Baptisttown, the neighborhood surrounding the Evansville African American Museum at South Garvin Street — Sondra Matthews Way — and Lincoln Avenue, is now on the National Register of Historic Places.
Those who worked for years to achieve the designation could be forgiven for uttering sighs of relief. With Baptisttown’s history now officially recognized, officials say the museum has potential new funding avenues.
They say being on the register also brings newfound pride for the museum and what it represents in Evansville.
“Some people don’t even know where Baptisttown is,” says Kori Miller, executive director of the museum. “I grew up in Baptisttown and didn’t know it was called that. ‘Baptisttown’ was a pejorative. Some people say, ‘Why should we even celebrate that?’ People took that pejorative and turned it into something positive. There was a togetherness there. There was a pride. Those are things I’d like to see come back to the community.”
The effort to get Baptisttown on the National Register was supposed to start in 2008 when the Evansville Housing Authority tore down the nearby Erie Homes apartment complex. Part of the agreement was that EHA would pay for a National Register nomination for Baptisttown.

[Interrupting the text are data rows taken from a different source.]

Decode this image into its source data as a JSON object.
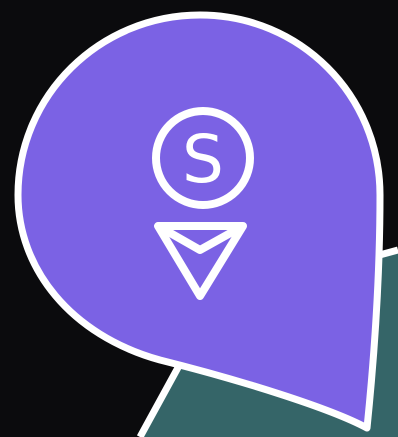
{
  "badge": {
    "letter": "S",
    "icon": "arrow-down-icon"
  },
  "colors": {
    "background": "#0b0b0d",
    "badge_fill": "#7b62e4",
    "outline": "#ffffff",
    "panel": "#356568"
  }
}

But that never happened, says Kelley Coures, who was director of the Evansville Department of Metropolitan Development for the last 10 years under former Mayor Lloyd Winnecke. Instead, the application did not lift off until 2021, when Indiana Landmarks became involved.
DMD hired, for $12,000, Indianapolis consultant Kurt Garner, who helped prepare around 200 National Register applications and already was preparing another in the Evansville area.
Coures says Baptisttown had social and cultural significance, boosting its case for inclusion. The neighborhood also was found to have dozens of historic resources such as Lincoln School, a business district, and more.
The process included a mandatory public meeting — “there was no negative feedback from anybody,” Coures says — and after final reviews by the U.S. Department of the Interior and Indiana Department of Natural Resources, local officials learned in December 2023 that Baptisttown landed on the National Register.
To mark the designation, the city will place signs in the area. The city hopes to have one at the museum — in the National Register’s signature black and gold — ready for installation in the first quarter of 2024.
Coures also would like to place markers at Fifth and Cherry Streets where a Carnegie library once stood but was torn down to build Welborn Clinic. Evansville’s library system was segregated until 1952. Another sign is eyed for Martin Luther King Junior Boulevard and Cherry Street on the grounds of Kennedy Tower, the site of a segregated YMCA.
Neighborhood children swam at Miller Pool, which was segregated until 1956. Baptisttown also was the site of a Ku Klux Klan march in 1968.
“There are several places I’d like to get historical markers to celebrate important places that aren’t covered by the National Register,” Kelley says. “In the next couple years, I’ll be lobbying to get these sites marked with a plaque.”
Coures says the designation for Baptisttown “is there forever” and “sends a beacon around the world. Tourists go around the country and world who only travel to see Black history landmarks.”
Baptisttown’s placement on the National Register can mean only good things for the museum, says Miller, who hopes it will help the facility secure some additional funding from organizations devoted to historic preservation.
“The door has been opened,” he says.